I learned quickly that it was time to build my own relationship with God and understand that what I’d been taught didn’t define that relationship. My parents gave me a glimpse into their relationship with God, it was now my choice to forge my own. I decided to do that, I needed to let go of the formalities. I wanted a relationship where I could go to God about anything and have an open and honest conversation the same way I do with the women I call my best friends. I also wanted a relationship where, when I had questions or was upset with God, I could just tell Him how I feel and know it would be heard and acknowledged.
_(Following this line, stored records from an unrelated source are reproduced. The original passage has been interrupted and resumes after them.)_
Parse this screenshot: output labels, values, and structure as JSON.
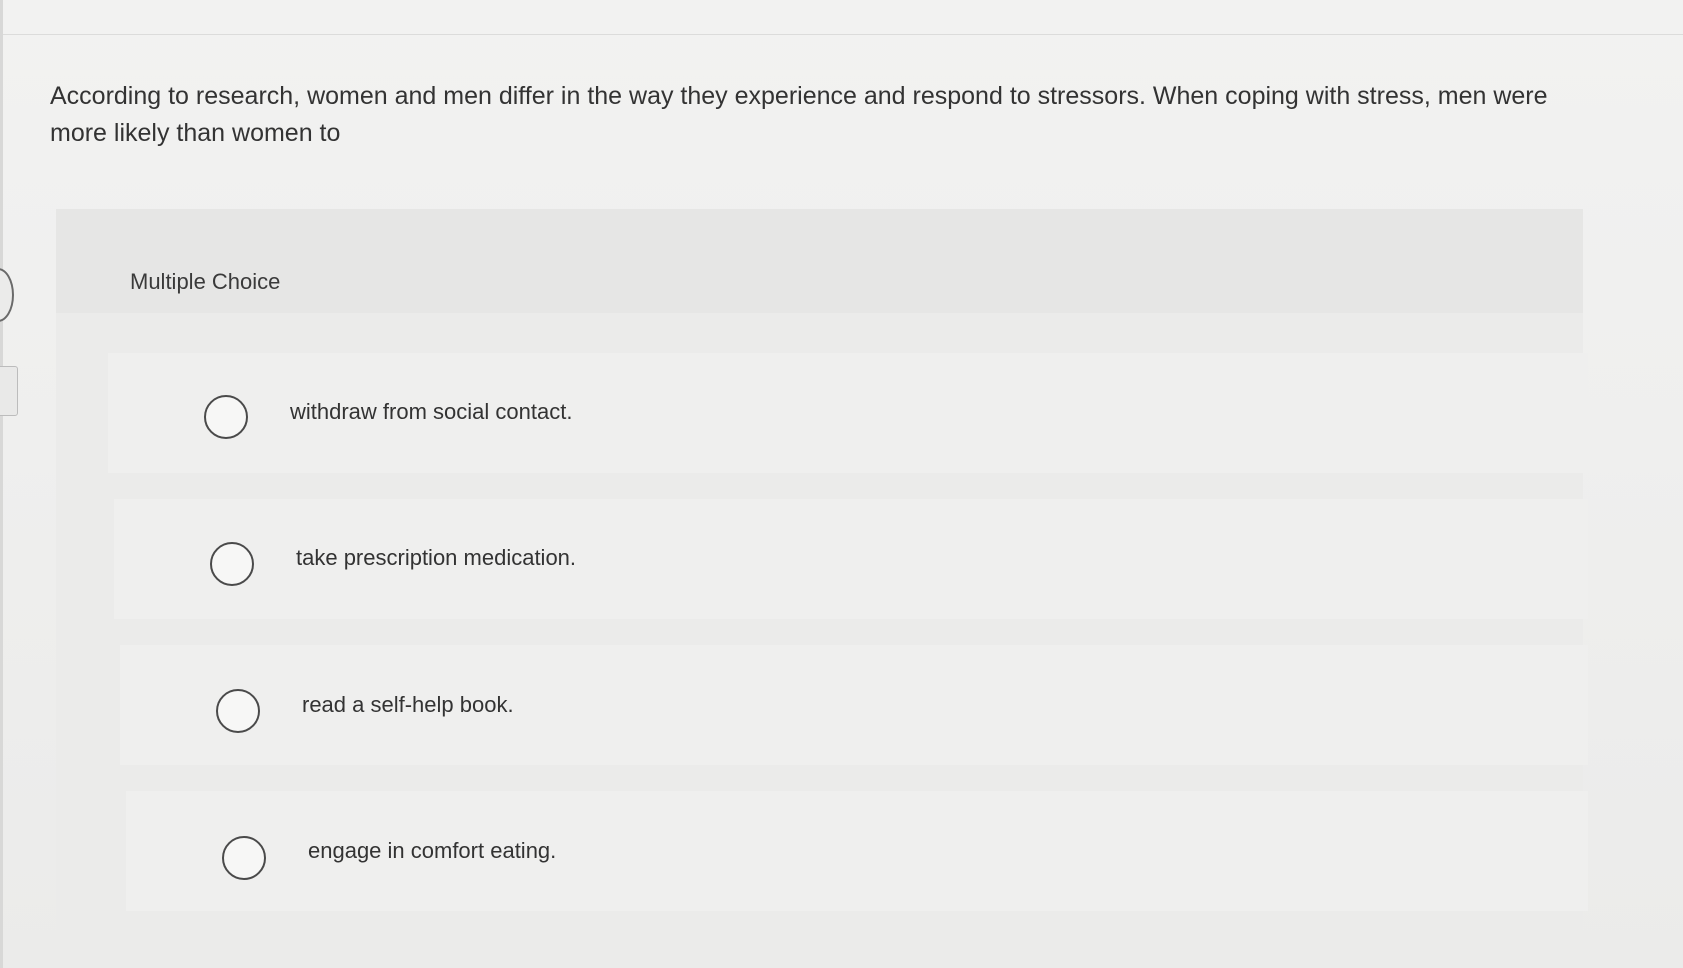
{
  "question": {
    "text": "According to research, women and men differ in the way they experience and respond to stressors. When coping with stress, men were more likely than women to"
  },
  "multiple_choice": {
    "label": "Multiple Choice",
    "options": [
      {
        "text": "withdraw from social contact."
      },
      {
        "text": "take prescription medication."
      },
      {
        "text": "read a self-help book."
      },
      {
        "text": "engage in comfort eating."
      }
    ]
  },
  "colors": {
    "background": "#f0f0ef",
    "panel": "#e9e9e8",
    "text": "#333333",
    "radio_border": "#4a4a4a"
  }
}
That is not easy. Unlearning what’s ingrained never is, and I still struggle with it. But this style of communication has made me a better communicator in all my relationships.
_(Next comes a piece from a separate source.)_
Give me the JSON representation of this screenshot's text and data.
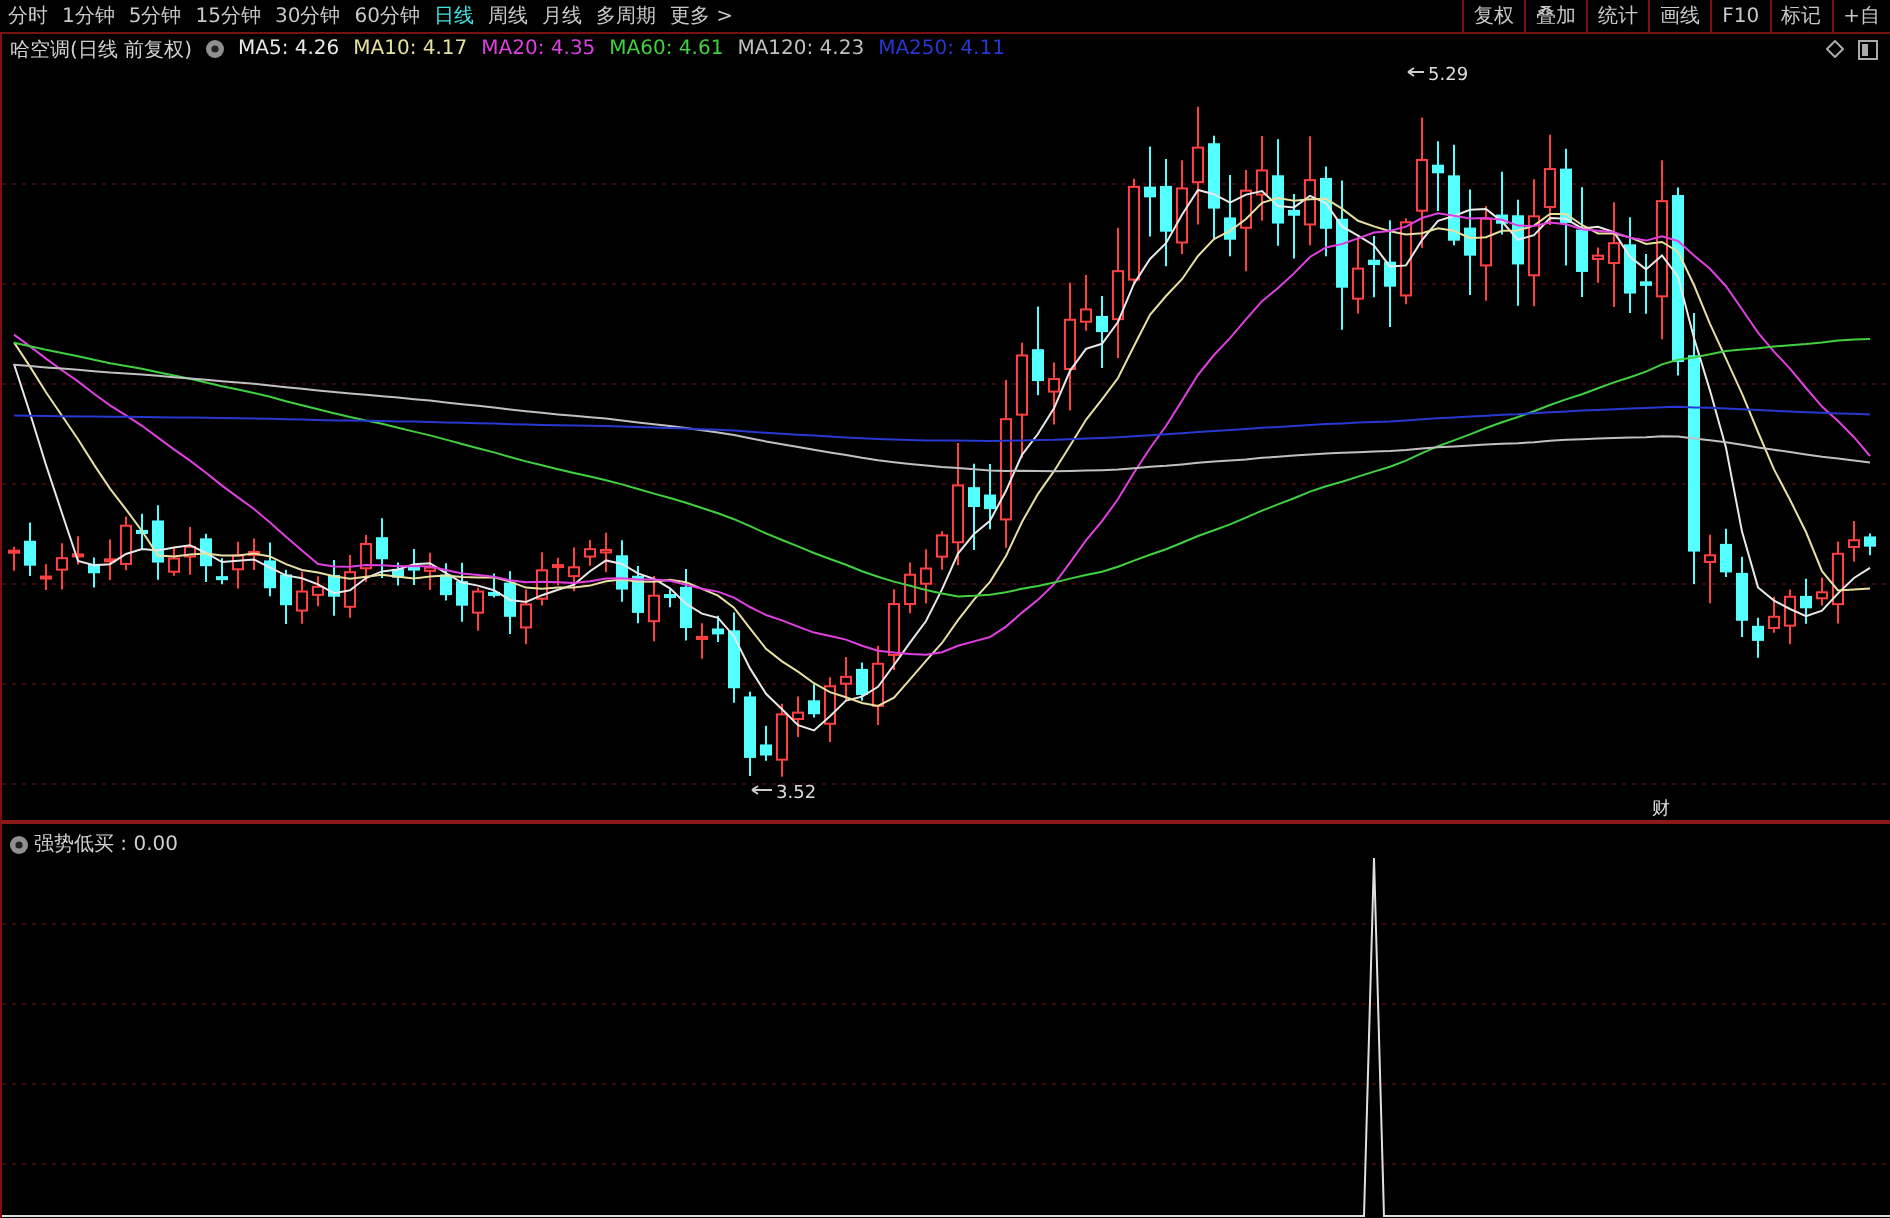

I’m always confused by why people don’t attempt to talk through issues with friends or loved ones, especially when they say they love them. I’m not saying every relationship deserves continuation, but many times folks are quick to reprieve without even attempting to salvage what is salvageable. We’re living in the cut people off generation, and honestly, that’s weird to me because true love ain’t that easy to toss away. Now, I haven’t always been this way. I used to be over it when relationships needed repair. But I attribute the very personal relationship I’ve built with God as the template for the communication style I want with the people I love.
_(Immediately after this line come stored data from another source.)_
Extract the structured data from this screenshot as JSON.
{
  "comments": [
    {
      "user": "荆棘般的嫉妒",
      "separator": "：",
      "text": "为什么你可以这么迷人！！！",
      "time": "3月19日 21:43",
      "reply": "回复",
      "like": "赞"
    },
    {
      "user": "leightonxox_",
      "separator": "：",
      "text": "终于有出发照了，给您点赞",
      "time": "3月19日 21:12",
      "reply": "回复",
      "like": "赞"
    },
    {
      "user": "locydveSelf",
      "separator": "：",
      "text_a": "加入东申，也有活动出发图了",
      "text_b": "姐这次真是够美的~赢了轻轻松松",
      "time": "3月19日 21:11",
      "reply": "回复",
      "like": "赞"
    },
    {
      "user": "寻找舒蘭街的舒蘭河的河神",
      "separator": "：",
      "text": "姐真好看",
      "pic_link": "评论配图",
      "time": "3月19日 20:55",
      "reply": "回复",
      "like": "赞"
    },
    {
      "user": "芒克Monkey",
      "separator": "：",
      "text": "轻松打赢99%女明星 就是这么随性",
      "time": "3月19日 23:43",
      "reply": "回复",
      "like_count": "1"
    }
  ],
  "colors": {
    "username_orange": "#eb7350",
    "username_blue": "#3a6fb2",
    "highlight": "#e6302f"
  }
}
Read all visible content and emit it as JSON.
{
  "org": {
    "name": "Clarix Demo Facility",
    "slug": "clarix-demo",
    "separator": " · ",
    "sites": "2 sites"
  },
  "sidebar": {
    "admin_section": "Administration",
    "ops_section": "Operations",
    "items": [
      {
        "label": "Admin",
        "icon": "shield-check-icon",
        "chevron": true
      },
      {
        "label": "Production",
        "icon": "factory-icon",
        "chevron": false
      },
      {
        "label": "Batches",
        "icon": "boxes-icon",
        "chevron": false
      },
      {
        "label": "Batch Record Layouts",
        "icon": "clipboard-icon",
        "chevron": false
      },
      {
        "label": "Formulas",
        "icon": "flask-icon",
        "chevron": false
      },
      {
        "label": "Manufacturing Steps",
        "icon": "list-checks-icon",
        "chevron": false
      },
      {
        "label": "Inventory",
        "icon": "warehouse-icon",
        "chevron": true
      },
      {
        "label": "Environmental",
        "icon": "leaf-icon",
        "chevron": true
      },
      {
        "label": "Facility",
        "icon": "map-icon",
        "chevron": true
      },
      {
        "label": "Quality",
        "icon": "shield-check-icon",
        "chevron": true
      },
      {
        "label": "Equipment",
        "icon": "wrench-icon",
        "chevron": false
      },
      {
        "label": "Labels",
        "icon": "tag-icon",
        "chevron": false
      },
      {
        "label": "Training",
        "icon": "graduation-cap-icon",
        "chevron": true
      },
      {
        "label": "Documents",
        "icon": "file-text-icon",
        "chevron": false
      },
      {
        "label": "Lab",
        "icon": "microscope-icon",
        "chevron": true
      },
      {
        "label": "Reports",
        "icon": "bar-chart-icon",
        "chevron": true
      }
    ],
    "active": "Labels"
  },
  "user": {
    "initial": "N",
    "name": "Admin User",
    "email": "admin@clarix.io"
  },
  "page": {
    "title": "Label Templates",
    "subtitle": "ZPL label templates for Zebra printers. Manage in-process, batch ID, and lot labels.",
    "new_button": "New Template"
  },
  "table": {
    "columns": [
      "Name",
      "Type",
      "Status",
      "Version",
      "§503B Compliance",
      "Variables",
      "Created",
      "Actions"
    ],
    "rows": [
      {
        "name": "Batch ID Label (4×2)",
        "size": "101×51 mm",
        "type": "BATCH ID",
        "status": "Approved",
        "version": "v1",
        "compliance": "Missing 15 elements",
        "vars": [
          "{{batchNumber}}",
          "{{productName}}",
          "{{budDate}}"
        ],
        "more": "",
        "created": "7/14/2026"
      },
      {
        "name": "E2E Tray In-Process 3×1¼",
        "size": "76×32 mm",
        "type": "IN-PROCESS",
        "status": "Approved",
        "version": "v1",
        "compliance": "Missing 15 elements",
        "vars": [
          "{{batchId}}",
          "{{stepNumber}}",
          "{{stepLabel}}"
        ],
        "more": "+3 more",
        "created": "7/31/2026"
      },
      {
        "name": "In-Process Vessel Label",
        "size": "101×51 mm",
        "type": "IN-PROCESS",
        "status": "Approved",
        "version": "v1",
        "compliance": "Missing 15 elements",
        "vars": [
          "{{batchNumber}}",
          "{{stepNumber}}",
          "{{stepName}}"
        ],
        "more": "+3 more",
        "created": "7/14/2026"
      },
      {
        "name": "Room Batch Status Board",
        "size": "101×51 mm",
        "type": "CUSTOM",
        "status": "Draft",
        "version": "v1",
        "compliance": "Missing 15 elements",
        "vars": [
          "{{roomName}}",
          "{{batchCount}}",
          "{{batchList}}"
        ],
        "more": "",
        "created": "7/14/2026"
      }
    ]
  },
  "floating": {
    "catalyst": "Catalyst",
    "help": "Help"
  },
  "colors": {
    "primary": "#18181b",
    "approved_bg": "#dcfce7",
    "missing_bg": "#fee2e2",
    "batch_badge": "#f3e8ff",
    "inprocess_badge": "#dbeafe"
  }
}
During this fasting season, I’ve been actively listening to what God is saying back to me. In human relationships, dialogue is often instantly reciprocal. With God, I find I have to be still, silence the outside noise, silence my inner monologue, listen, and discern, and that takes time and quiet space. I’ve adopted this listen more than you talk mentality in my everyday life, too. Sometimes we talk too much and don’t really hear one another. We are quick with replies and rebuttals but miss the understanding and growth that come from active listening, with ears, mind, and heart engaged. I’ve learned so much over the last three years by being quiet and listening. So much. It does make people uncomfortable, though. I can’t tell you how many times I’ve heard, “Why are you so quiet?” Because I value understanding and intentional speaking, and you can’t truly have either without a moment of silence, reflection, alignment, and then response. Society celebrates fast talking and talking about nothing. In my silence, especially in the entertainment industry, I’ve learned that if you use flowery language and make people feel good, you can sell water to a whale. But when you really listen, you realize many folks aren’t saying anything of substance or anything beneficial to the task at hand. I’ve found this style of communication, instant reaction without reflection, is the onset of discord every single time. I’ve witnessed it firsthand in countless scenarios. I want a lasting and fruitful relationship with God and lasting and fruitful relationships with my friends and family. So I’m intentionally strengthening my communication with God, trusting that He’ll help me navigate life and relationships with others.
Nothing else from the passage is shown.